“While you were gone, a dog came in here. So help me God.”
My grandfather was in the hospital, and my sister and I had just returned to the room after a trip to the cafe.
“What did you do?”
“I petted it,” he demonstrated, patting at the air beside his bed, “and said ‘nice doggie.’”
This recovery period was so different from just 24 hours earlier, when the surgeon was gently preparing us for a tumor and I began preparing myself for his imminent death or, at the least, slow and painful descent into misery. (If you’re going to be bleak, might as well commit to it.)
But I’ll mostly skip those parts that involved steeling myself for the knowledge that one of those I love most in the world would no longer be in it. It was not a tumor. After the operation, even the surgeon indicated she had not expected such a good outcome; indeed, her resulting diagnosis had not been among the options she considered before the surgery.
In the next few days, during which my grandfather steadily improved, it was not too surprising that Walter Reed would turn up a dog. The hospital is full of sudden hallways and connecting tunnels and corridors that lead to other wings, none of which is anywhere near where you want to go.
But it was also full of kind, caring people who, to my endless amusement, could not pique my grandfather’s interest in their various activities.
One of the first was the musician, the type my 90-year-old grandfather would normally describe as a long-haired hippie. The hippie entered the room and very pleasantly asked if my grandfather wanted to make any music and, looking around at his assembled family, said he had enough instruments for everyone.
We all stared at him for a beat until my grandfather thanked him but declined.
Next was the arts and crafts lady, who had paper and markers and glitter and crossword puzzles. I could envision my grandfather gluing feathers and sprinkling glitter only slightly better than I could his playing a kazoo in a percussive-only family band. He was about to send her away too when I asked him, “Wait a minute, do you want to try a word search?”
“Ok, I’ll try that,” he said to the woman, who returned a moment later with a puzzle book. I gave him my pen, and he’s been seeking and finding words ever since.
One time, observing the needles and bruises up and down his arms, he remarked, “I look like a junkie.”
“Yeah. Kind of!” (Later, when he was home and hesitant about taking pain medication, I saw the bottle and said, “This is what I had after I broke my foot. It’s ok. Every day at 4:30, I’d pop one before I got off work.” “Yeah I heard it was good stuff,” he responded, now less wary, almost enthusiastic.)

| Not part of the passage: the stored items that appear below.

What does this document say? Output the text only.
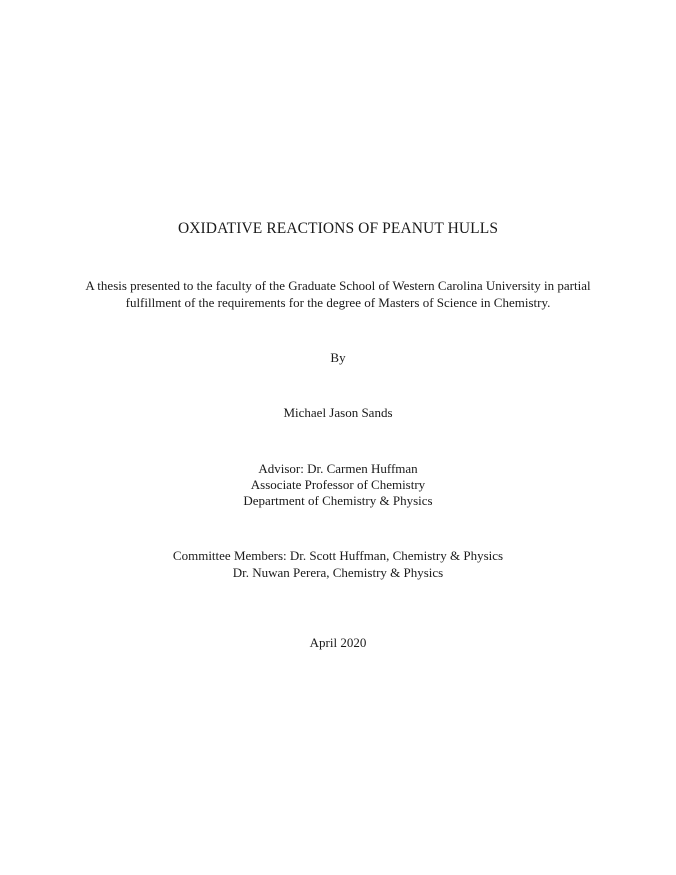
OXIDATIVE REACTIONS OF PEANUT HULLS
A thesis presented to the faculty of the Graduate School of Western Carolina University in partial
fulfillment of the requirements for the degree of Masters of Science in Chemistry.
By
Michael Jason Sands
Advisor: Dr. Carmen Huffman
Associate Professor of Chemistry
Department of Chemistry & Physics
Committee Members: Dr. Scott Huffman, Chemistry & Physics
Dr. Nuwan Perera, Chemistry & Physics
April 2020
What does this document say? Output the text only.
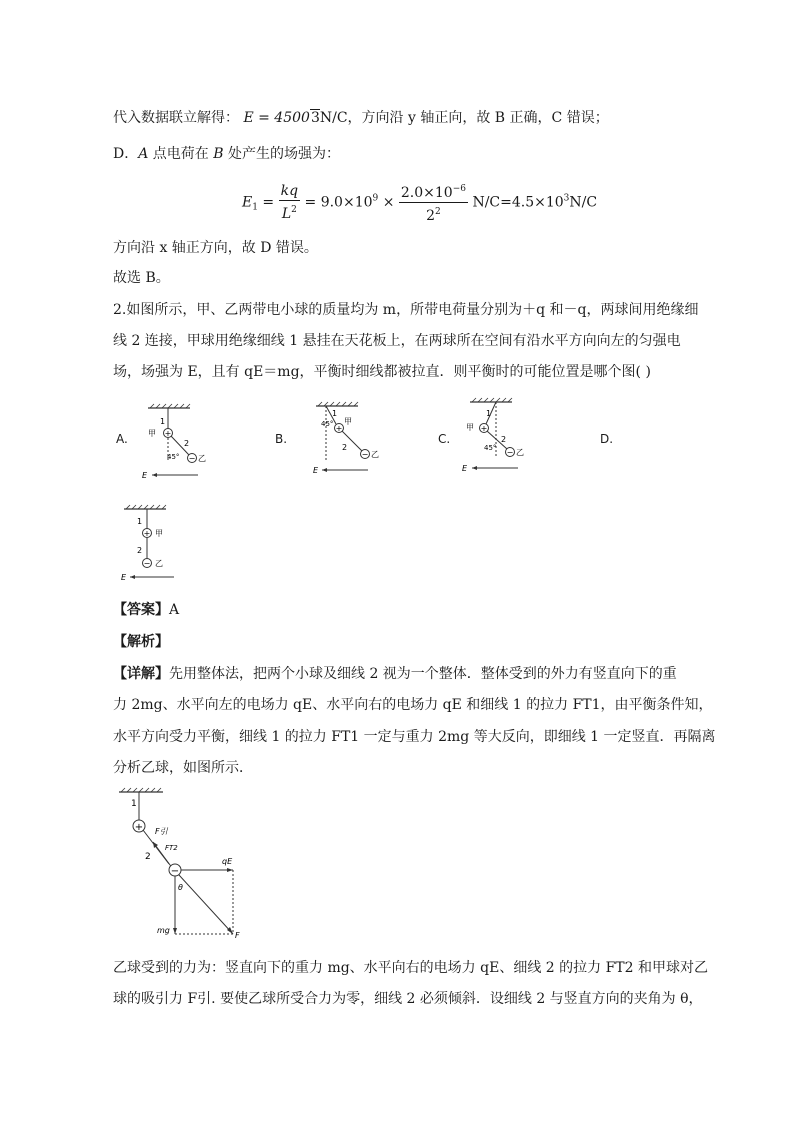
代入数据联立解得： E = 45003N/C，方向沿 y 轴正向，故 B 正确，C 错误；
D．A 点电荷在 B 处产生的场强为：
$E_1 = \frac{kq}{L^2} = 9.0\times 10^9 \times \frac{2.0\times 10^{-6}}{2^2} N/C=4.5\times 10^3N/C$
方向沿 x 轴正方向，故 D 错误。
故选 B。
2.如图所示，甲、乙两带电小球的质量均为 m，所带电荷量分别为＋q 和－q，两球间用绝缘细
线 2 连接，甲球用绝缘细线 1 悬挂在天花板上，在两球所在空间有沿水平方向向左的匀强电
场，场强为 E，且有 qE＝mg，平衡时细线都被拉直．则平衡时的可能位置是哪个图( )
A.	B.	C.	D.
+
−
1
甲
2
45° 乙
E
+
−
1
甲
45°
2
乙
E
+
−
1
甲
2
45° 乙
E
+
−
1
甲
2
乙
E
【答案】A
【解析】
【详解】先用整体法，把两个小球及细线 2 视为一个整体．整体受到的外力有竖直向下的重
力 2mg、水平向左的电场力 qE、水平向右的电场力 qE 和细线 1 的拉力 FT1，由平衡条件知，
水平方向受力平衡，细线 1 的拉力 FT1 一定与重力 2mg 等大反向，即细线 1 一定竖直．再隔离
分析乙球，如图所示．
+
−
1
F引
2
FT2
qE
θ
mg
F
乙球受到的力为：竖直向下的重力 mg、水平向右的电场力 qE、细线 2 的拉力 FT2 和甲球对乙
球的吸引力 F引. 要使乙球所受合力为零，细线 2 必须倾斜．设细线 2 与竖直方向的夹角为 θ，
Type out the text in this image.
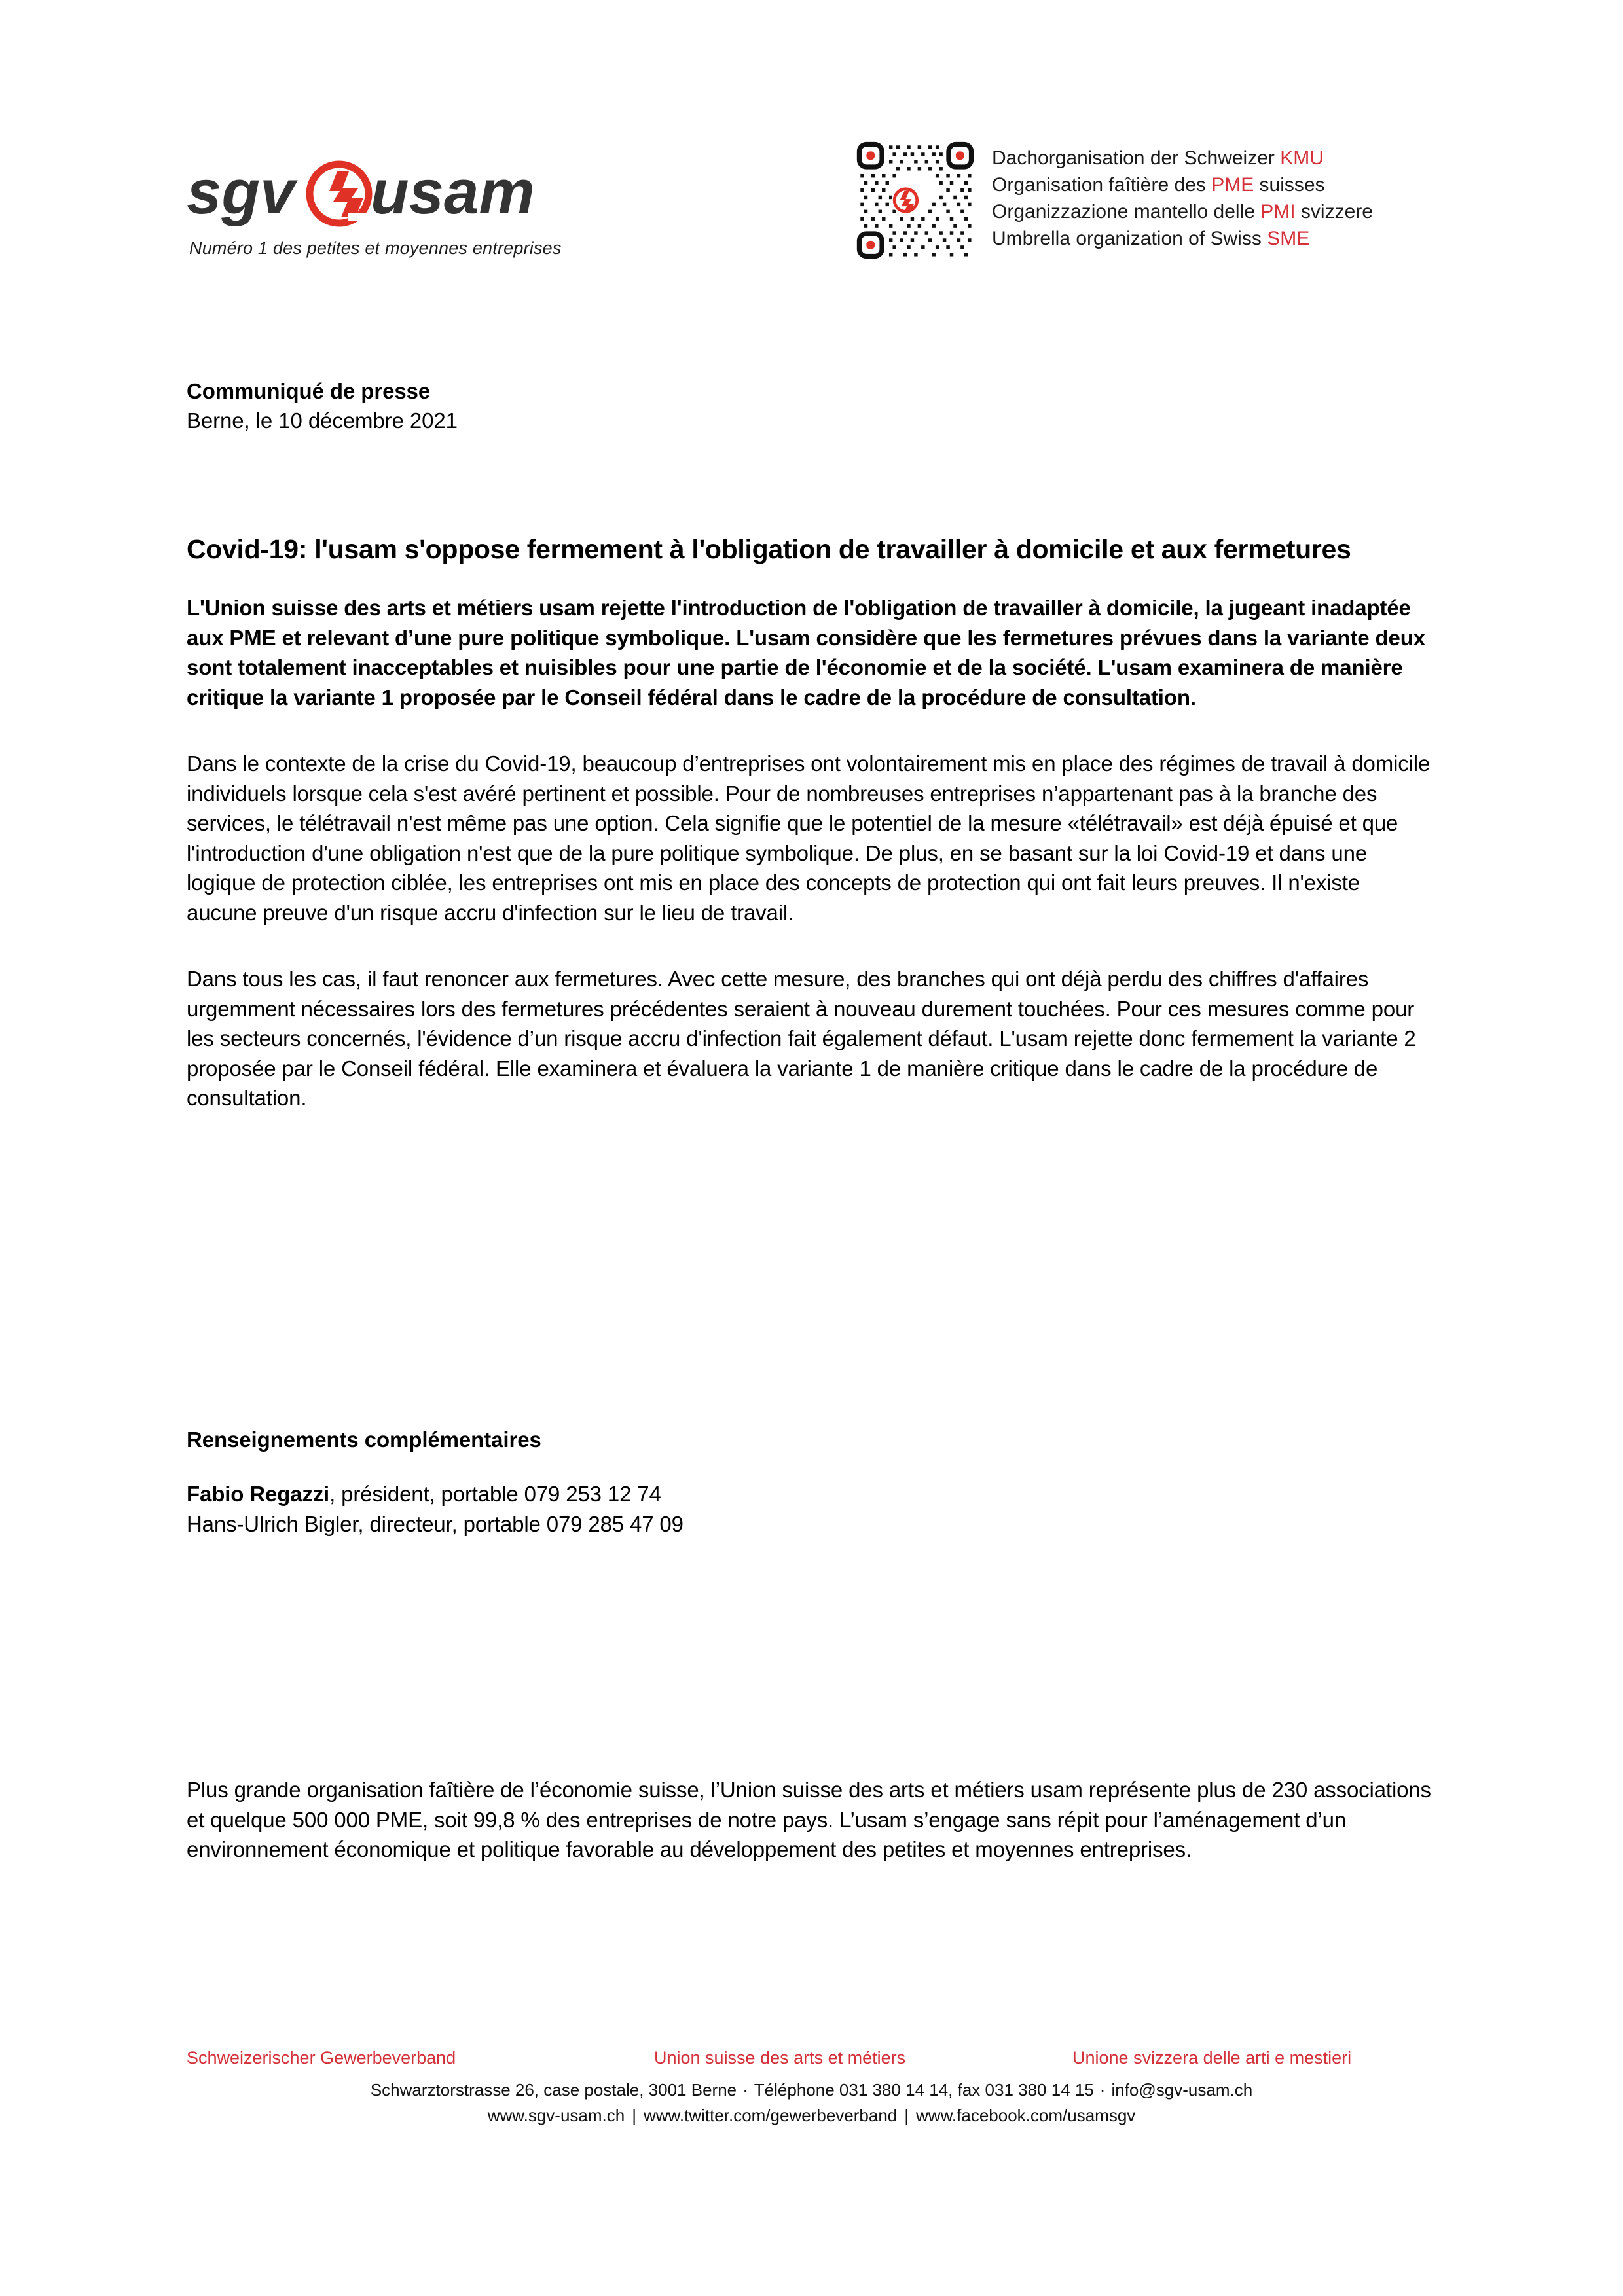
sgv usam
Numéro 1 des petites et moyennes entreprises
Dachorganisation der Schweizer KMU
Organisation faîtière des PME suisses
Organizzazione mantello delle PMI svizzere
Umbrella organization of Swiss SME
Communiqué de presse
Berne, le 10 décembre 2021
Covid-19: l'usam s'oppose fermement à l'obligation de travailler à domicile et aux fermetures

L'Union suisse des arts et métiers usam rejette l'introduction de l'obligation de travailler à domicile, la jugeant inadaptée aux PME et relevant d’une pure politique symbolique. L'usam considère que les fermetures prévues dans la variante deux sont totalement inacceptables et nuisibles pour une partie de l'économie et de la société. L'usam examinera de manière critique la variante 1 proposée par le Conseil fédéral dans le cadre de la procédure de consultation.

Dans le contexte de la crise du Covid-19, beaucoup d’entreprises ont volontairement mis en place des régimes de travail à domicile individuels lorsque cela s'est avéré pertinent et possible. Pour de nombreuses entreprises n’appartenant pas à la branche des services, le télétravail n'est même pas une option. Cela signifie que le potentiel de la mesure «télétravail» est déjà épuisé et que l'introduction d'une obligation n'est que de la pure politique symbolique. De plus, en se basant sur la loi Covid-19 et dans une logique de protection ciblée, les entreprises ont mis en place des concepts de protection qui ont fait leurs preuves. Il n'existe aucune preuve d'un risque accru d'infection sur le lieu de travail.

Dans tous les cas, il faut renoncer aux fermetures. Avec cette mesure, des branches qui ont déjà perdu des chiffres d'affaires urgemment nécessaires lors des fermetures précédentes seraient à nouveau durement touchées. Pour ces mesures comme pour les secteurs concernés, l'évidence d’un risque accru d'infection fait également défaut. L'usam rejette donc fermement la variante 2 proposée par le Conseil fédéral. Elle examinera et évaluera la variante 1 de manière critique dans le cadre de la procédure de consultation.

Renseignements complémentaires
Fabio Regazzi, président, portable 079 253 12 74
Hans-Ulrich Bigler, directeur, portable 079 285 47 09

Plus grande organisation faîtière de l’économie suisse, l’Union suisse des arts et métiers usam représente plus de 230 associations et quelque 500 000 PME, soit 99,8 % des entreprises de notre pays. L’usam s’engage sans répit pour l’aménagement d’un environnement économique et politique favorable au développement des petites et moyennes entreprises.

Schweizerischer Gewerbeverband	Union suisse des arts et métiers	Unione svizzera delle arti e mestieri
Schwarztorstrasse 26, case postale, 3001 Berne · Téléphone 031 380 14 14, fax 031 380 14 15 · info@sgv-usam.ch
www.sgv-usam.ch | www.twitter.com/gewerbeverband | www.facebook.com/usamsgv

About that time, the Eucharistic Minister came in and wanted to give my grandfather Communion, which he politely declined, just like the jam session and the arts and crafts.
“Well, can I say a prayer with you?” the man asked.
“Ok. Sure.” I suspect my grandfather didn’t want to disappoint the man and figured (correctly) that a prayer would be quick enough, so we all bowed our heads while the minister read something I didn’t recognize from his catechism.
Later, my grandfather remarked of the illness that brought him to the hospital, “That was the second sickest I’ve felt in my whole life.”
“When was the first?” I asked, though I already knew the answer.
“When I had malaria, in the South Pacific.”
My grandfather is a World War II veteran and, for that alone, drew not inconsiderable attention at Walter Reed. One of the technicians even said something like, “It’s an honor to take care of you, sir. We don’t see too many World War II vets anymore!” Of course, hanging in the air was the sad subtext, which she realized just a second too late: they’re mostly all dead.
Yet, I appreciated her gushing, which appeared completely genuine. And he is pretty amazing. One of the nurses commented with awe, “We usually have to catapult people in their 40s out of bed the day of surgery.”
By contrast, my grandfather was taking walks that afternoon. He wasn’t yet totally steady, so he held on to his companion’s arm, but he always made a loop around the whole corridor.
The morning I stayed with him, he wanted to go for a walk at 7 a.m., once the doctors made their rounds.
After our return, as he got back into the white-sheeted hospital bed, he glanced at the clock.
“I’d like to go around again at oh-eight-hundred.”